In the first of a series of blogs as part Huntington’s disease awareness month, community fundraiser Gemma Powell looks at how even the smallest actions are creating big changes in the lives of families living with HD.
When Scottish Huntington’s Association was founded in 1989, there was very little understanding or recognition of Huntington’s disease. This lack of awareness, which has impacted upon generation after generation, is often considered to be as harmful to families as the condition itself.
Our families living with HD still need to explain themselves over and over. They have that all-too-familiar exchange of: “No they’re not drunk, they have a condition.” We’ve come a long way in the past 30 years, but today there are still people living with HD across Scotland who are isolated in their communities. This is not, and has never been, okay.
SHA is the only charity in Scotland that is committed to working with the HD community and the wider general public to create real change for people living with HD. With every campaign, every conversation, every share on social media, we are helping to reduce the stigma and empowering families to talk openly and to seek support when they need it – be it from a friend, SHA or health and care services.
The sum of all our actions, great or small, WILL lead to a better HD Scotland. Here’s a few simple steps you can take:
- Like, comment and share! Follow us on social media, help spread the word and encourage your friends and followers to get involved.
- Facebook ‘Scottish Huntington’s Association’
- Twitter ‘ScottishHD’
- Instagram ‘ScottishHD’
2. Join our mailing lists and forward our newsletters to three people who are new to SHA. Did you know we send out three different newsletters to people and organisations all across Scotland?
- If you’re looking for research news, make sure to subscribe to HeaDline.
- To learn all about fundraising, sign up for our regular e-bulletin full of the fantastic things people in the community are doing for HD.
- Or if you prefer to keep up with the charity more generally, subscribe to SHAre, our seasonal newsletter.
Subscribe here – and remember, there’s nothing stopping you signing up for all three!
3. Share your own experience – if you have been impacted by Huntington’s disease in any way, your story is worth telling!
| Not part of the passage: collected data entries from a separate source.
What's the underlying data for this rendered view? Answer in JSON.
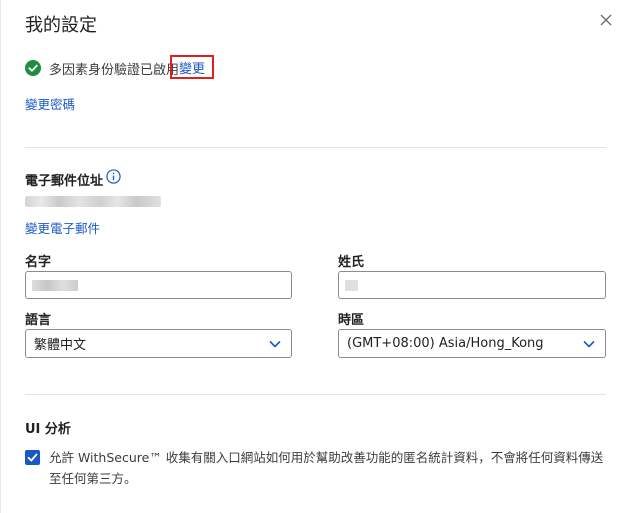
{
  "dialog": {
    "title": "我的設定"
  },
  "security": {
    "mfa_status": "多因素身份驗證已啟用",
    "change_link": "變更",
    "change_password_link": "變更密碼"
  },
  "email_section": {
    "label": "電子郵件位址",
    "change_email_link": "變更電子郵件"
  },
  "profile": {
    "first_name_label": "名字",
    "last_name_label": "姓氏",
    "language_label": "語言",
    "language_value": "繁體中文",
    "timezone_label": "時區",
    "timezone_value": "(GMT+08:00) Asia/Hong_Kong"
  },
  "analytics": {
    "heading": "UI 分析",
    "consent_text": "允許 WithSecure™ 收集有關入口網站如何用於幫助改善功能的匿名統計資料，不會將任何資料傳送至任何第三方。",
    "consent_checked": true
  },
  "colors": {
    "accent": "#1a57c7",
    "success": "#1e8e3e",
    "highlight_border": "#e0201b"
  },
  "icons": [
    "close-icon",
    "check-circle-icon",
    "info-icon",
    "chevron-down-icon",
    "checkmark-icon"
  ]
}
The most powerful way to increase understanding is to give a platform to people with HD, their carers, young people, professionals, family members, friends, and colleagues. By sharing your story through SHA, you will help to raise awareness and provide comfort and reassurance to other people who are going through the same thing! Have a read at some the stories in this blog and get in touch if you fancy sharing your own.
4. Become a You, Me and HD ambassador. You’ll give talks to groups and organisations in your local area and champion your efforts and the work of charity on social media! If you’re looking for a volunteer opportunity that delivers real impact and supports you to develop new skills, this is it! Training is provided and out of pocket expenses will be covered.